Une carrière ouverte aux visites

Depuis des années les chaux de Saint-Astier ouvrent au public ses carrières exploitées depuis 150 ans, sous certaines conditions. Chacun peut découvrir ces immenses galeries avec ses énormes piliers, les imposants matériels, les petits lacs qui captent les eaux de ruissellement qui sont réutilisées pour éteindre la chaux vive… L’accès se fait la plupart du temps en convois avec des voitures particulières, après avoir vu les fours en surface.
L’office de tourisme de Saint-Astier assure les réservations et l’organisation, mais les visites sont pilotées par des personnes de l’entreprise. Le dirigeant, Antoine Bastier, quatrième génération de chaufournier (fabriquant de chaux) joue parfois le guide, surtout quand il accueille des acteurs du monde économique.

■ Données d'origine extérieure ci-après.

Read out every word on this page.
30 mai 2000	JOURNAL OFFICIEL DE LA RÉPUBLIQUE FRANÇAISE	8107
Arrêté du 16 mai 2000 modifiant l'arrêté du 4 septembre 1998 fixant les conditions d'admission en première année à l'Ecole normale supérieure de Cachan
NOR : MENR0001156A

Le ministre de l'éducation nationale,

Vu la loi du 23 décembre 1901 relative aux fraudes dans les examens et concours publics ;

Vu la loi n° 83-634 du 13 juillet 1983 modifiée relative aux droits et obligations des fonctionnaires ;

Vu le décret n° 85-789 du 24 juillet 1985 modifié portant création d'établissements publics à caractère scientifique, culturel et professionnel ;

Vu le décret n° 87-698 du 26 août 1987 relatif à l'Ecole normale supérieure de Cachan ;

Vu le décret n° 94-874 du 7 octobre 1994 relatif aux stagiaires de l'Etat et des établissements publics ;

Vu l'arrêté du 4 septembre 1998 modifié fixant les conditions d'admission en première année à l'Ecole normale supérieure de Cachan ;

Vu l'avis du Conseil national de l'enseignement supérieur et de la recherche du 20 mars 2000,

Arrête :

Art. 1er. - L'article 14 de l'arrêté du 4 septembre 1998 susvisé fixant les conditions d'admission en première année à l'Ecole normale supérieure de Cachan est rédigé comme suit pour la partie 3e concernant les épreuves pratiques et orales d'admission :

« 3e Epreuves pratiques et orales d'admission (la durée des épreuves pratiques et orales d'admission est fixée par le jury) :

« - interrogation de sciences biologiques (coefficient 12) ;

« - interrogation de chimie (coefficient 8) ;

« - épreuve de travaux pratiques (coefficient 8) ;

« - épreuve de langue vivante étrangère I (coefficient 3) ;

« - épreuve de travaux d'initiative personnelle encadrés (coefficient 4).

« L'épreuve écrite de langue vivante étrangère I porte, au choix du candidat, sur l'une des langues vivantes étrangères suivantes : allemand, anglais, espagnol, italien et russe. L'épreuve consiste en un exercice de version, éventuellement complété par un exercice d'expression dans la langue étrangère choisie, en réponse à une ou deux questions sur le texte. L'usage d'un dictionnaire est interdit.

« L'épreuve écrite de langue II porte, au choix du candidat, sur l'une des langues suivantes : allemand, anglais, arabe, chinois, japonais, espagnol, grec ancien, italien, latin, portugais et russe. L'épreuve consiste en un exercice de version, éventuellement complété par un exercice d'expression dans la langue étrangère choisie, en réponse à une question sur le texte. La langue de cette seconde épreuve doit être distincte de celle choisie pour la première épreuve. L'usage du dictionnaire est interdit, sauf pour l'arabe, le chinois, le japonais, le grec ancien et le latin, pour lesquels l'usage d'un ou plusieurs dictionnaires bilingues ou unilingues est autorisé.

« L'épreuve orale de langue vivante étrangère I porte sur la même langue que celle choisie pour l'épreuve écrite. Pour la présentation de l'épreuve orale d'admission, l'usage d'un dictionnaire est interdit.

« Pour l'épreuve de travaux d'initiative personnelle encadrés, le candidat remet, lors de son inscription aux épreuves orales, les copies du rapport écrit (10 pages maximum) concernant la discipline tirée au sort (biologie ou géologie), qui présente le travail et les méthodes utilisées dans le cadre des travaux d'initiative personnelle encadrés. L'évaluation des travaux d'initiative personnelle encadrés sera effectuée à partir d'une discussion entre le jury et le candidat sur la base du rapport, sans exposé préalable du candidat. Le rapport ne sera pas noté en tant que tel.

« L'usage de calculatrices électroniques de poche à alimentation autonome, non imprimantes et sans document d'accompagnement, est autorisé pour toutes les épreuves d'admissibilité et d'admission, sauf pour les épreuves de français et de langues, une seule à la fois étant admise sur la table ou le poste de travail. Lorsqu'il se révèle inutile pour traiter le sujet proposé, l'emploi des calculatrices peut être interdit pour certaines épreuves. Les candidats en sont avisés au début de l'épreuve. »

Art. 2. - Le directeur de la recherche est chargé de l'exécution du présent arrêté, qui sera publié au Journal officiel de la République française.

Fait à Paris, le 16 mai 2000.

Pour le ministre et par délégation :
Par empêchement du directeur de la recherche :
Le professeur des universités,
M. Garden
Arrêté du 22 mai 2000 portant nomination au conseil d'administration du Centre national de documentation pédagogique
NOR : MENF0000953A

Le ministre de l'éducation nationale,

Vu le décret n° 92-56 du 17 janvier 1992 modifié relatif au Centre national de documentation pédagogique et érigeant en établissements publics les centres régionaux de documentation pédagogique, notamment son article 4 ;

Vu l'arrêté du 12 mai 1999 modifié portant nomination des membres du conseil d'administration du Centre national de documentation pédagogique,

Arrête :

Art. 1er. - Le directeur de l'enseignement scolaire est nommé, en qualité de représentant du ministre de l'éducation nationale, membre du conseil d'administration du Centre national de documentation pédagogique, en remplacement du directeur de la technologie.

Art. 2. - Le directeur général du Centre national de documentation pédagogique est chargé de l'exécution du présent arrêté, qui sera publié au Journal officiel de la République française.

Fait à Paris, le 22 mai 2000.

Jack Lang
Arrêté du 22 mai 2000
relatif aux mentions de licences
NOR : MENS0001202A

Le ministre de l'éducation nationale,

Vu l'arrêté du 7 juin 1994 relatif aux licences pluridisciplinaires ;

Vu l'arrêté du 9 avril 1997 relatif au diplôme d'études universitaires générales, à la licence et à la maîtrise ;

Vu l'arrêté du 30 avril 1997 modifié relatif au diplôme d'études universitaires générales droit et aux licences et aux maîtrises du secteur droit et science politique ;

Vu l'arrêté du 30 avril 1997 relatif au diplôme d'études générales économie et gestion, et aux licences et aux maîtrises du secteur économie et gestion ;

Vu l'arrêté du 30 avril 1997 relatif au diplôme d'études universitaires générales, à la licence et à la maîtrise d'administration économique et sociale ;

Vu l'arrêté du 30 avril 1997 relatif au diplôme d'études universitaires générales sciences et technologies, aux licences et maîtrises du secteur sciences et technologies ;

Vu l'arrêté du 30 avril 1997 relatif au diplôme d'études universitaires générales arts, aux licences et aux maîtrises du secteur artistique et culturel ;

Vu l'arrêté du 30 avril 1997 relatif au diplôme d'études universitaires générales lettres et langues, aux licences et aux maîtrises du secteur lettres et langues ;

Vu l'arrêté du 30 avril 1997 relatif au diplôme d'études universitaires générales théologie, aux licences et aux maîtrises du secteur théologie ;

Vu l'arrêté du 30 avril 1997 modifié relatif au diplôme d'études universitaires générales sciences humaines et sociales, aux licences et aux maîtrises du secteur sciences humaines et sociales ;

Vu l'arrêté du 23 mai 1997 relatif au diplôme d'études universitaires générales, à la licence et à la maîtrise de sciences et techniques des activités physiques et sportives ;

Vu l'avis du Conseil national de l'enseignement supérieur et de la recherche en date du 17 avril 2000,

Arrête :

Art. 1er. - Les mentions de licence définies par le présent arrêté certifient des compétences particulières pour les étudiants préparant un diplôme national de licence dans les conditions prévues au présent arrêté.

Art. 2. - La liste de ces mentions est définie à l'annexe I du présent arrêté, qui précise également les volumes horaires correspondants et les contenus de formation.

Pour le grand public, les visites sont régulières du 25 juin au 3 septembre uniquement les mercredis à 8 h 30 et 10 h 15. Réservations au 05 53 54 13 85, avec 25 personnes par visite. Durée 1 h 30, avec un tarif de 5 euros. Nombre de places limité à 25 personnes. Il faut penser à se couvrir, surtout l’été, car la température est de 13 degrés, comme dans les grottes.
Des réservations pour des groupes organisés sont possibles toute l’année.
Pour la société des chaux de Saint-Astier, ces rendez-vous sont aussi l’occasion de parler de ses produits utilisés pour la rénovation de monuments anciens, exportés à travers le monde. Avec un savoir-faire qui lui vaut le label d’entreprise du patrimoine vivant.